The mystery of the girl was solved prosaically enough. Dane had come out of a pink-and-white barroom occupied by slender men in form-fitting clothing and had entered a white-and-pink barroom occupied by women who used too much eye make-up and who looked up quickly as he came in. The bartender was at the other end of the bar, half blocked out by the figure of a woman who was showing him something.
“No, miss,” the man was saying. “Not on September 14th or any other night.”
Dane moved toward her; she turned around and they almost collided.
“Judy!”
It was Judith Walsh, his father’s secretary. He had seen nothing of Judy since the fateful night; he had supposed that in his father’s trouble she was holding down the fort at the McKell offices.
“Dane, what are you doing here?”
“The same thing you are, apparently. Trying to prove Dad’s alibi.”
He took her to a booth and ordered beers.
“How long have you been at this?” he asked her.
“Seems like ten years,” she said disconsolately. “I simply didn’t know what else to do. I couldn’t just do nothing.”
Dane nodded; he knew something — not much — of the story behind her devotion to his father. The elder McKell had given Judith Walsh her first and only job, at a time when she could see for herself nothing but the fate of most girls from her economic class — a hasty and overfertile marriage, and a life of drudgery. She had made herself indispensable to Ashton, and he had repaid her handsomely.
“Look, Judy, we’re both pulling on the same oar,” Dane said. “Why don’t we hook up? What places have you covered?”
“I have a list.”
“So have I. Between the two of us, we ought to turn it up.”

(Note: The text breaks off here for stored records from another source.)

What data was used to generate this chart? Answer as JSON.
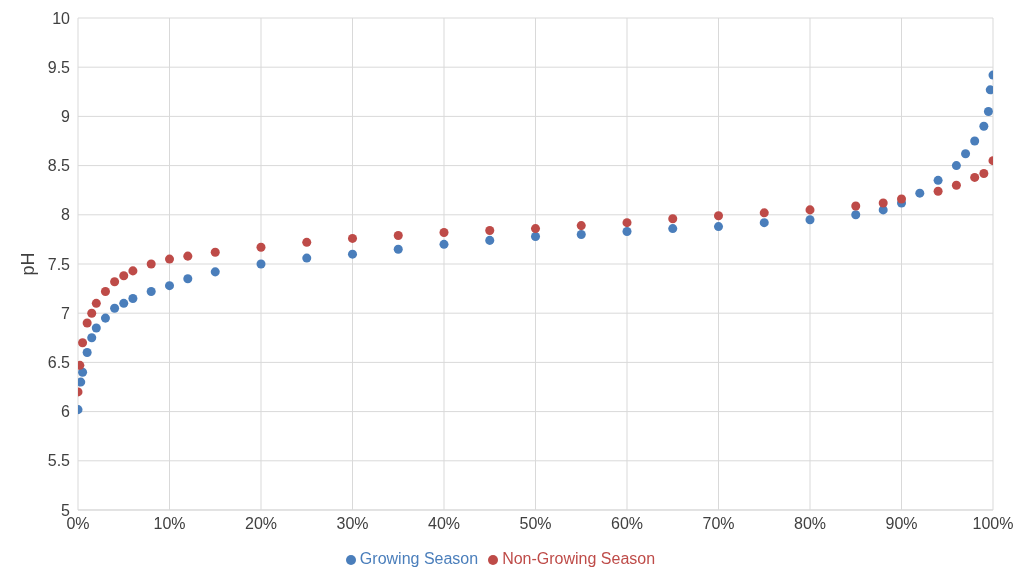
{
  "chart_data": {
    "type": "scatter",
    "ylabel": "pH",
    "xlim": [
      0,
      100
    ],
    "xticks": [
      {
        "value": 0,
        "label": "0%"
      },
      {
        "value": 10,
        "label": "10%"
      },
      {
        "value": 20,
        "label": "20%"
      },
      {
        "value": 30,
        "label": "30%"
      },
      {
        "value": 40,
        "label": "40%"
      },
      {
        "value": 50,
        "label": "50%"
      },
      {
        "value": 60,
        "label": "60%"
      },
      {
        "value": 70,
        "label": "70%"
      },
      {
        "value": 80,
        "label": "80%"
      },
      {
        "value": 90,
        "label": "90%"
      },
      {
        "value": 100,
        "label": "100%"
      }
    ],
    "ylim": [
      5,
      10
    ],
    "yticks": [
      5,
      5.5,
      6,
      6.5,
      7,
      7.5,
      8,
      8.5,
      9,
      9.5,
      10
    ],
    "grid": true,
    "legend": "bottom",
    "marker": "circle",
    "series": [
      {
        "name": "Growing Season",
        "color": "#4a7ebb",
        "x": [
          0,
          0.3,
          0.5,
          1,
          1.5,
          2,
          3,
          4,
          5,
          6,
          8,
          10,
          12,
          15,
          20,
          25,
          30,
          35,
          40,
          45,
          50,
          55,
          60,
          65,
          70,
          75,
          80,
          85,
          88,
          90,
          92,
          94,
          96,
          97,
          98,
          99,
          99.5,
          99.7,
          100
        ],
        "values": [
          6.02,
          6.3,
          6.4,
          6.6,
          6.75,
          6.85,
          6.95,
          7.05,
          7.1,
          7.15,
          7.22,
          7.28,
          7.35,
          7.42,
          7.5,
          7.56,
          7.6,
          7.65,
          7.7,
          7.74,
          7.78,
          7.8,
          7.83,
          7.86,
          7.88,
          7.92,
          7.95,
          8,
          8.05,
          8.12,
          8.22,
          8.35,
          8.5,
          8.62,
          8.75,
          8.9,
          9.05,
          9.27,
          9.42
        ]
      },
      {
        "name": "Non-Growing Season",
        "color": "#be4b48",
        "x": [
          0,
          0.2,
          0.5,
          1,
          1.5,
          2,
          3,
          4,
          5,
          6,
          8,
          10,
          12,
          15,
          20,
          25,
          30,
          35,
          40,
          45,
          50,
          55,
          60,
          65,
          70,
          75,
          80,
          85,
          88,
          90,
          94,
          96,
          98,
          99,
          100
        ],
        "values": [
          6.2,
          6.47,
          6.7,
          6.9,
          7,
          7.1,
          7.22,
          7.32,
          7.38,
          7.43,
          7.5,
          7.55,
          7.58,
          7.62,
          7.67,
          7.72,
          7.76,
          7.79,
          7.82,
          7.84,
          7.86,
          7.89,
          7.92,
          7.96,
          7.99,
          8.02,
          8.05,
          8.09,
          8.12,
          8.16,
          8.24,
          8.3,
          8.38,
          8.42,
          8.55
        ]
      }
    ]
  }
}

Judy set down her half-finished beer. “We’re wasting time, Dane. Let’s get back on it.”
They kept going by day and by night; after a while, in a sort of sleepwalking daze. The photographs became cracked and dog-eared.
It was bitterly interesting to see how the news of the indictment handed down by the grand jury affected people Dane knew. A girl who had been in pursuit of him since the spring, phoning him several times a week, vanished from the face of the earth. Friends these days were always hurrying somewhere, unable to chat for more than a minute or two. On the other hand, old Colonel Adolphus Phillipse, Lutetia’s cousin, appeared at the McKell apartment for the first time since the funeral of Lutetia’s grandmother’s sister — pausing en route just long enough to whale away at a cameraman with his walking stick — and announced that he had pawned his mother’s jewelry, offering the proceeds, $10,000, as a reward leading to the arrest and conviction of what he termed “the real culprit.” He was persuaded with difficulty that his generosity was not needed.